MorvanZhou / pytorch-A3C

Simple A3C implementation with pytorch + multiprocessing
https://mofanpy.com
MIT License
621 stars 142 forks source link

Process hangs at res_queue.get() in Linux #22

Open rons613 opened 2 years ago

rons613 commented 2 years ago

In discrete_A3C.py, the res_queue.get() in the main function hangs for a very long time (possibly forever) in Linux, but the entire code works perfectly fine on Windows.

workers = [Worker(gnet, opt, global_ep, global_ep_r, res_queue, i) for i in range(mp.cpu_count())]
[w.start() for w in workers]
res = []                    
    while True:
        print('Last printed checkpoint. Printed only during first iteration of while loop')
        r = res_queue.get()
        print('This line is never printed.')
        if r is not None:
            res.append(r)
        else:
            break
[w.join() for w in workers]

No errors are thrown, so presumably Pytorch is installed correctly and working. By inserting print() statements at various checkpoints in the code snippet above (and in the Worker class constructor function) reveals that the code never moves past the very first call to res_queue.get(). Is anyone else having this same problem on Linux?

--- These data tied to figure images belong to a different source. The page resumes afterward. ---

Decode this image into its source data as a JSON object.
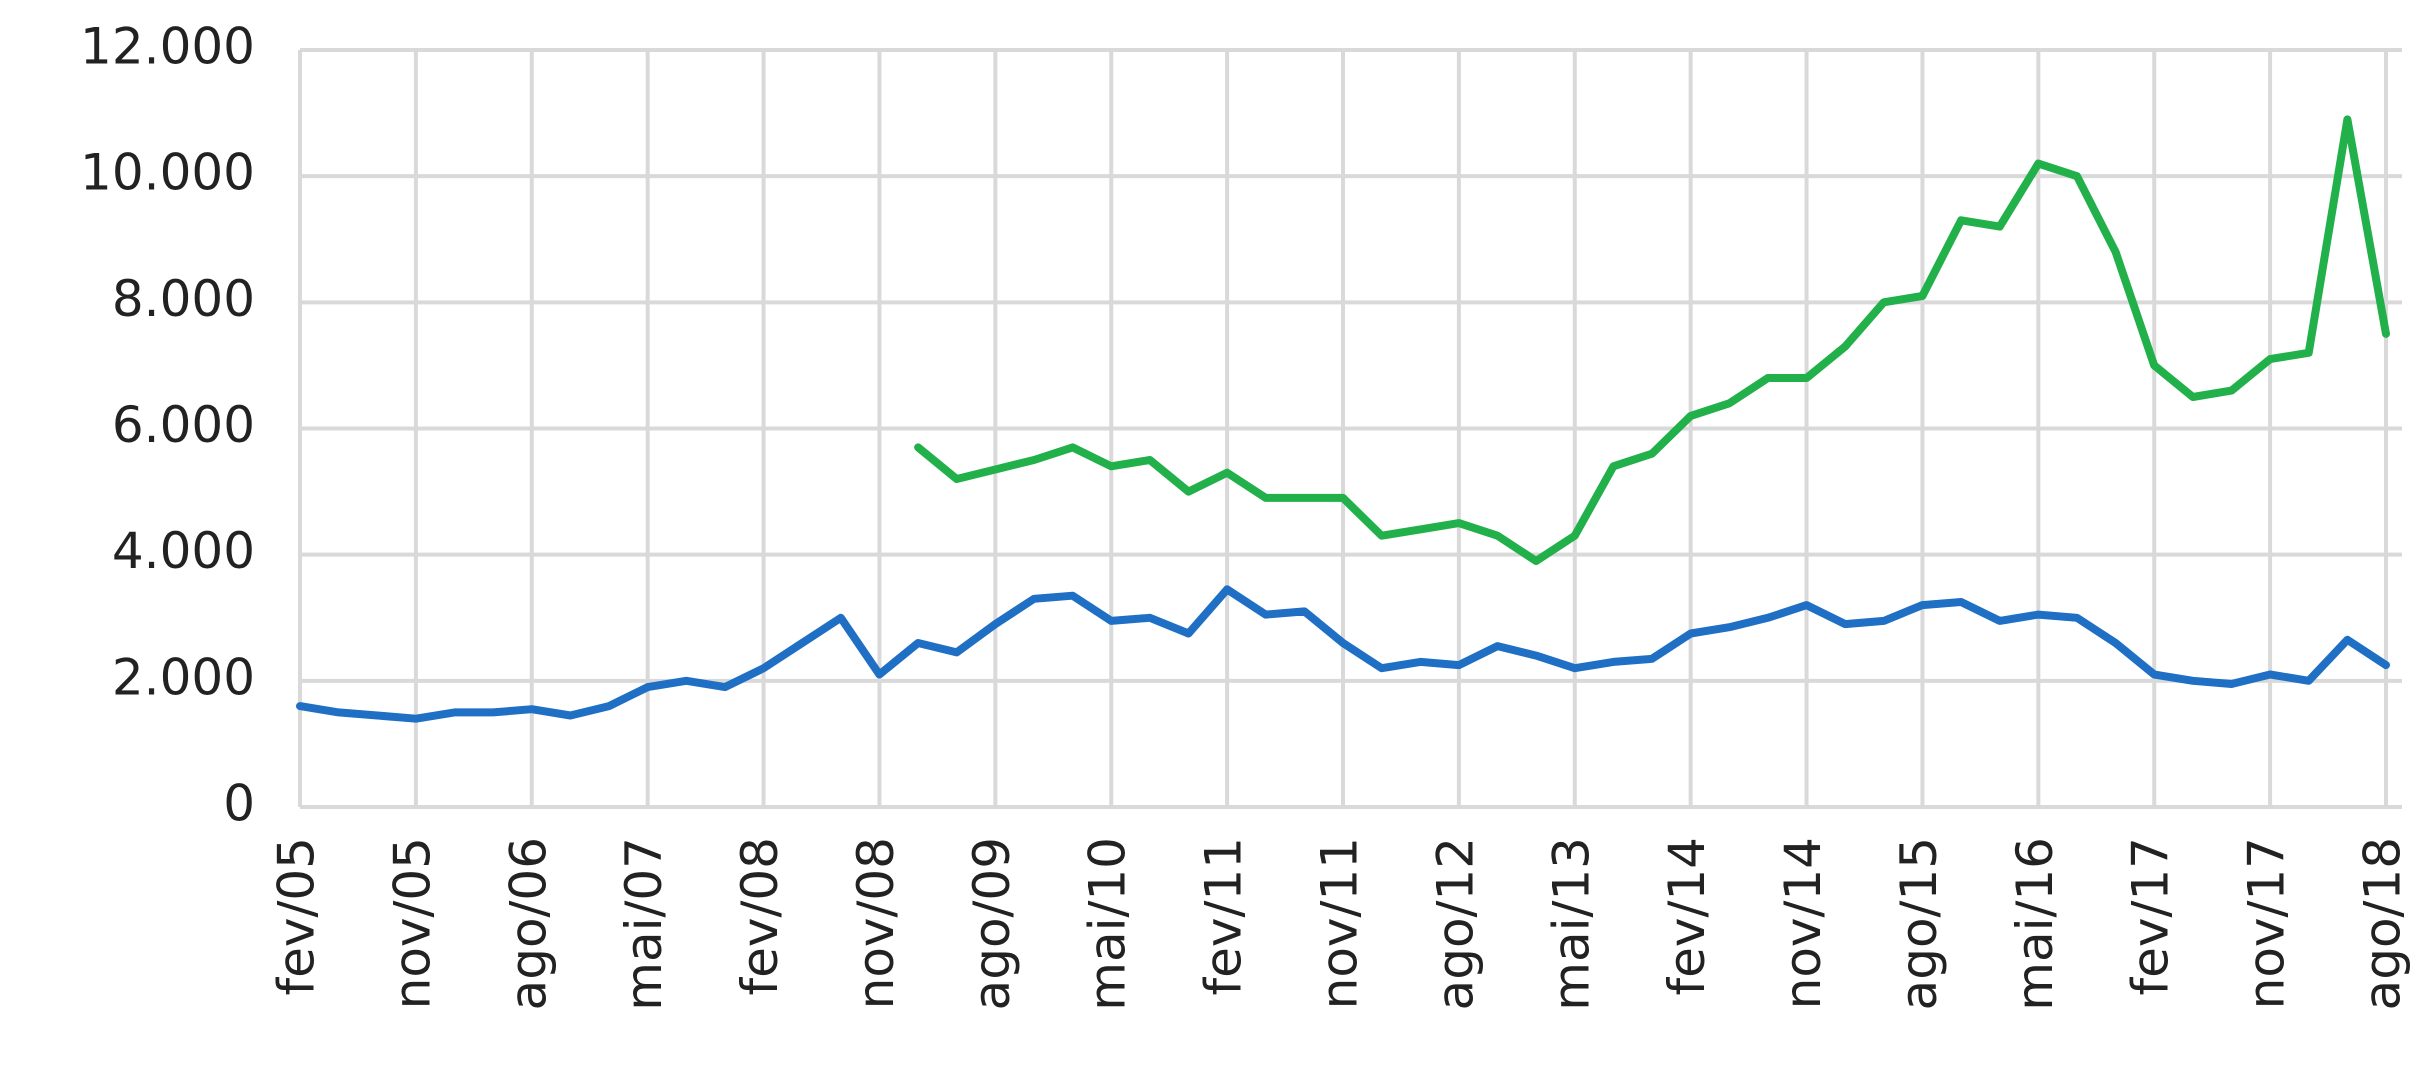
{
  "chart_data": {
    "type": "line",
    "categories": [
      "fev/05",
      null,
      null,
      "nov/05",
      null,
      null,
      "ago/06",
      null,
      null,
      "mai/07",
      null,
      null,
      "fev/08",
      null,
      null,
      "nov/08",
      null,
      null,
      "ago/09",
      null,
      null,
      "mai/10",
      null,
      null,
      "fev/11",
      null,
      null,
      "nov/11",
      null,
      null,
      "ago/12",
      null,
      null,
      "mai/13",
      null,
      null,
      "fev/14",
      null,
      null,
      "nov/14",
      null,
      null,
      "ago/15",
      null,
      null,
      "mai/16",
      null,
      null,
      "fev/17",
      null,
      null,
      "nov/17",
      null,
      null,
      "ago/18"
    ],
    "series": [
      {
        "color": "#1f6fc5",
        "values": [
          1600,
          1500,
          1450,
          1400,
          1500,
          1500,
          1550,
          1450,
          1600,
          1900,
          2000,
          1900,
          2200,
          2600,
          3000,
          2100,
          2600,
          2450,
          2900,
          3300,
          3350,
          2950,
          3000,
          2750,
          3450,
          3050,
          3100,
          2600,
          2200,
          2300,
          2250,
          2550,
          2400,
          2200,
          2300,
          2350,
          2750,
          2850,
          3000,
          3200,
          2900,
          2950,
          3200,
          3250,
          2950,
          3050,
          3000,
          2600,
          2100,
          2000,
          1950,
          2100,
          2000,
          2650,
          2250
        ]
      },
      {
        "color": "#22b04a",
        "values": [
          null,
          null,
          null,
          null,
          null,
          null,
          null,
          null,
          null,
          null,
          null,
          null,
          null,
          null,
          null,
          null,
          5700,
          5200,
          5350,
          5500,
          5700,
          5400,
          5500,
          5000,
          5300,
          4900,
          4900,
          4900,
          4300,
          4400,
          4500,
          4300,
          3900,
          4300,
          5400,
          5600,
          6200,
          6400,
          6800,
          6800,
          7300,
          8000,
          8100,
          9300,
          9200,
          10200,
          10000,
          8800,
          7000,
          6500,
          6600,
          7100,
          7200,
          10900,
          7500
        ]
      }
    ],
    "ylim": [
      0,
      12000
    ],
    "yticks": [
      0,
      {
        "value": 2000,
        "label": "2.000"
      },
      {
        "value": 4000,
        "label": "4.000"
      },
      {
        "value": 6000,
        "label": "6.000"
      },
      {
        "value": 8000,
        "label": "8.000"
      },
      {
        "value": 10000,
        "label": "10.000"
      },
      {
        "value": 12000,
        "label": "12.000"
      }
    ],
    "grid": true
  }
}
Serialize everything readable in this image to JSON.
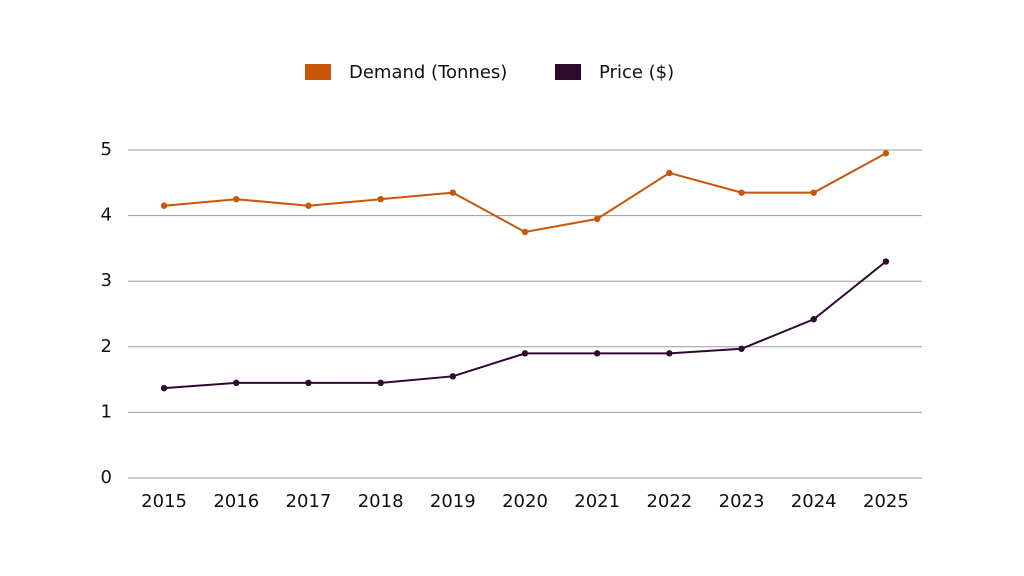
{
  "chart_data": {
    "type": "line",
    "categories": [
      "2015",
      "2016",
      "2017",
      "2018",
      "2019",
      "2020",
      "2021",
      "2022",
      "2023",
      "2024",
      "2025"
    ],
    "series": [
      {
        "name": "Demand (Tonnes)",
        "color": "#c8550a",
        "values": [
          4.15,
          4.25,
          4.15,
          4.25,
          4.35,
          3.75,
          3.95,
          4.65,
          4.35,
          4.35,
          4.95
        ]
      },
      {
        "name": "Price ($)",
        "color": "#2e0a2e",
        "values": [
          1.37,
          1.45,
          1.45,
          1.45,
          1.55,
          1.9,
          1.9,
          1.9,
          1.97,
          2.42,
          3.3
        ]
      }
    ],
    "ylim": [
      0,
      5
    ],
    "yticks": [
      0,
      1,
      2,
      3,
      4,
      5
    ],
    "grid": true,
    "legend": "top"
  }
}
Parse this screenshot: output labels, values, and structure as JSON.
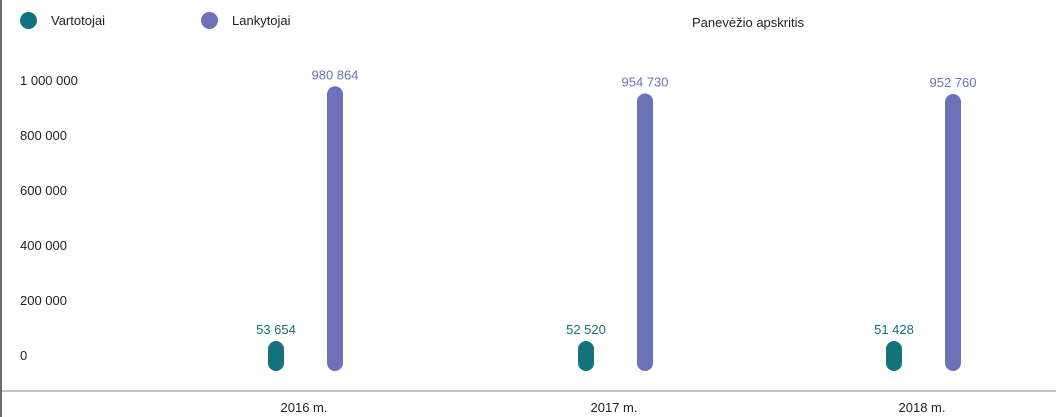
{
  "header": {
    "region": "Panevėžio apskritis"
  },
  "colors": {
    "vartotojai": "#13727a",
    "lankytojai": "#6b72b8",
    "axis": "#888888"
  },
  "chart_data": {
    "type": "bar",
    "title": "Panevėžio apskritis",
    "categories": [
      "2016 m.",
      "2017 m.",
      "2018 m."
    ],
    "series": [
      {
        "name": "Vartotojai",
        "values": [
          53654,
          52520,
          51428
        ],
        "labels": [
          "53 654",
          "52 520",
          "51 428"
        ]
      },
      {
        "name": "Lankytojai",
        "values": [
          980864,
          954730,
          952760
        ],
        "labels": [
          "980 864",
          "954 730",
          "952 760"
        ]
      }
    ],
    "yticks": [
      0,
      200000,
      400000,
      600000,
      800000,
      1000000
    ],
    "ytick_labels": [
      "0",
      "200 000",
      "400 000",
      "600 000",
      "800 000",
      "1 000 000"
    ],
    "ylim": [
      0,
      1000000
    ],
    "legend_position": "top-left",
    "grid": false
  }
}
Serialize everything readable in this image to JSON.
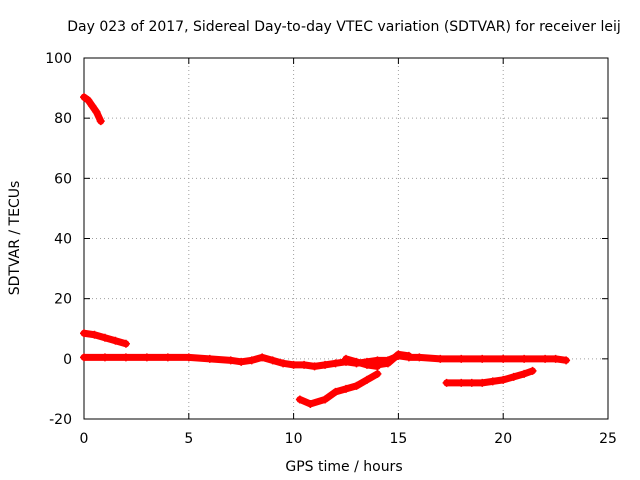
{
  "chart_data": {
    "type": "scatter",
    "title": "Day 023 of 2017, Sidereal Day-to-day VTEC variation (SDTVAR) for receiver leij",
    "xlabel": "GPS time / hours",
    "ylabel": "SDTVAR / TECUs",
    "xlim": [
      0,
      25
    ],
    "ylim": [
      -20,
      100
    ],
    "x_ticks": [
      0,
      5,
      10,
      15,
      20,
      25
    ],
    "y_ticks": [
      -20,
      0,
      20,
      40,
      60,
      80,
      100
    ],
    "grid": true,
    "grid_style": "dotted",
    "legend": "none",
    "marker": "plus",
    "series_color": "#ff0000",
    "segments": [
      {
        "x": [
          0.0,
          0.2,
          0.4,
          0.6,
          0.8
        ],
        "y": [
          87,
          86,
          84,
          82,
          79
        ]
      },
      {
        "x": [
          0.0,
          0.5,
          1.0,
          1.5,
          2.0
        ],
        "y": [
          8.5,
          8,
          7,
          6,
          5
        ]
      },
      {
        "x": [
          0.0,
          1,
          2,
          3,
          4,
          5,
          6,
          7,
          7.5,
          8,
          8.5,
          9,
          9.5,
          10,
          10.5,
          11,
          11.5,
          12,
          12.5,
          13,
          13.5,
          14,
          14.5,
          15,
          15.5,
          16,
          17,
          18,
          19,
          20,
          21,
          22,
          22.5,
          23
        ],
        "y": [
          0.5,
          0.5,
          0.5,
          0.5,
          0.5,
          0.5,
          0,
          -0.5,
          -1,
          -0.5,
          0.5,
          -0.5,
          -1.5,
          -2,
          -2,
          -2.5,
          -2,
          -1.5,
          -1,
          -1.5,
          -1,
          -0.5,
          -0.5,
          1,
          0.5,
          0.5,
          0,
          0,
          0,
          0,
          0,
          0,
          0,
          -0.5
        ]
      },
      {
        "x": [
          12.5,
          13.0,
          13.5,
          14.0
        ],
        "y": [
          0,
          -1,
          -2,
          -2.5
        ]
      },
      {
        "x": [
          14.0,
          14.5,
          15.0,
          15.5
        ],
        "y": [
          -2,
          -1.5,
          1.5,
          1
        ]
      },
      {
        "x": [
          10.3,
          10.8,
          11.5,
          12.0,
          12.5,
          13.0,
          13.5,
          14.0
        ],
        "y": [
          -13.5,
          -15,
          -13.5,
          -11,
          -10,
          -9,
          -7,
          -5
        ]
      },
      {
        "x": [
          17.3,
          18.0,
          18.5,
          19.0,
          19.5,
          20.0,
          20.5,
          21.0,
          21.4
        ],
        "y": [
          -8,
          -8,
          -8,
          -8,
          -7.5,
          -7,
          -6,
          -5,
          -4
        ]
      }
    ]
  }
}
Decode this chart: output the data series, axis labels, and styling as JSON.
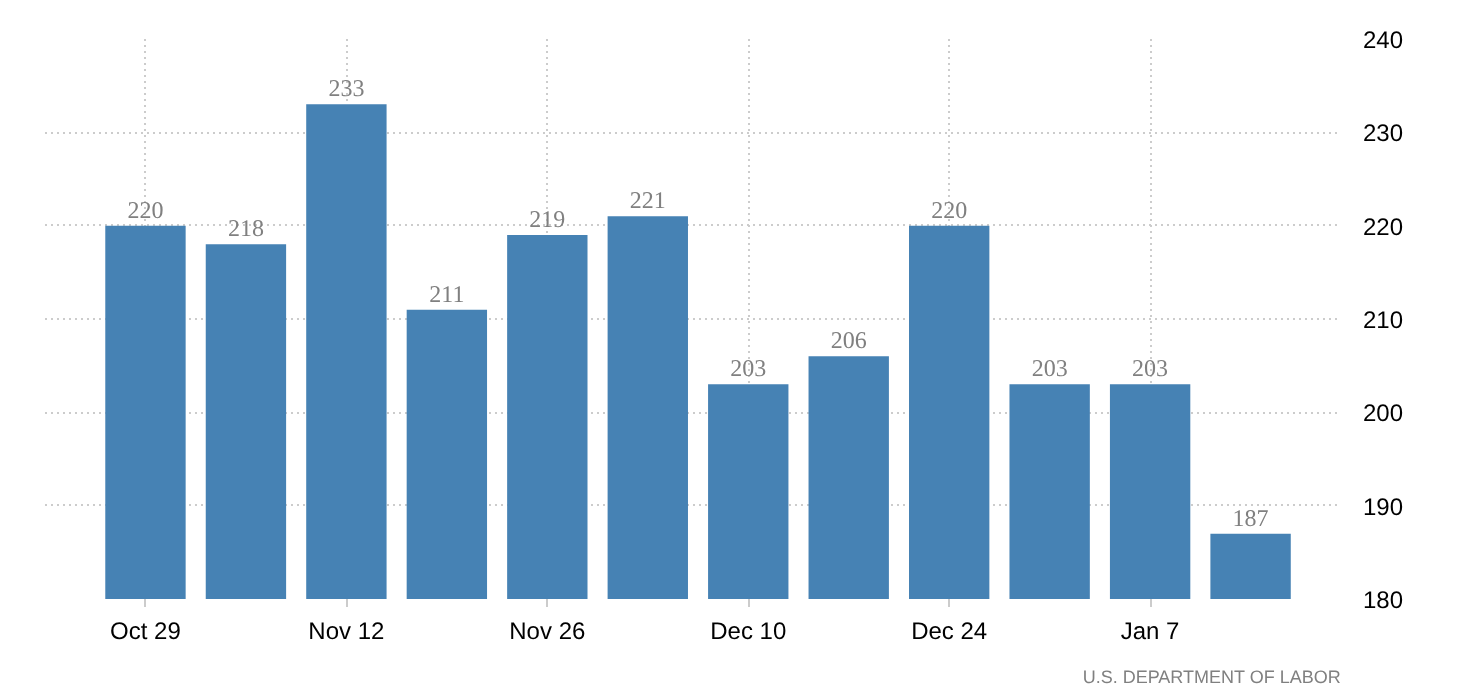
{
  "chart_data": {
    "type": "bar",
    "categories": [
      "Oct 29",
      null,
      "Nov 12",
      null,
      "Nov 26",
      null,
      "Dec 10",
      null,
      "Dec 24",
      null,
      "Jan 7",
      null
    ],
    "values": [
      220,
      218,
      233,
      211,
      219,
      221,
      203,
      206,
      220,
      203,
      203,
      187
    ],
    "color": "#4682b4",
    "ylim": [
      180,
      240
    ],
    "yticks": [
      180,
      190,
      200,
      210,
      220,
      230,
      240
    ],
    "grid": true,
    "data_labels": true,
    "annotations": [
      "U.S. DEPARTMENT OF LABOR"
    ]
  }
}
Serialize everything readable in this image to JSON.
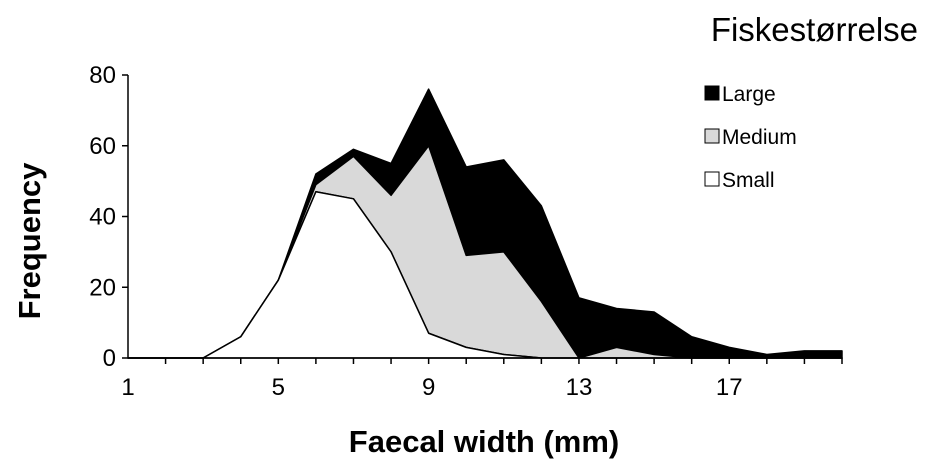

sunshinesmilelk commented 2 years ago

I have the same problem on Windows

rons613 commented 2 years ago

I have the same problem on Windows

For me, there was no major problem in Windows 8.1 nor 10 Pro. The only issue I had was that when I plugged in my custom environment, an instance of it would be spawned two times and the workers would gradually come on one at a time. Are you running the exact Cartpole code on Windows and getting this problem, or is the code modified in some way?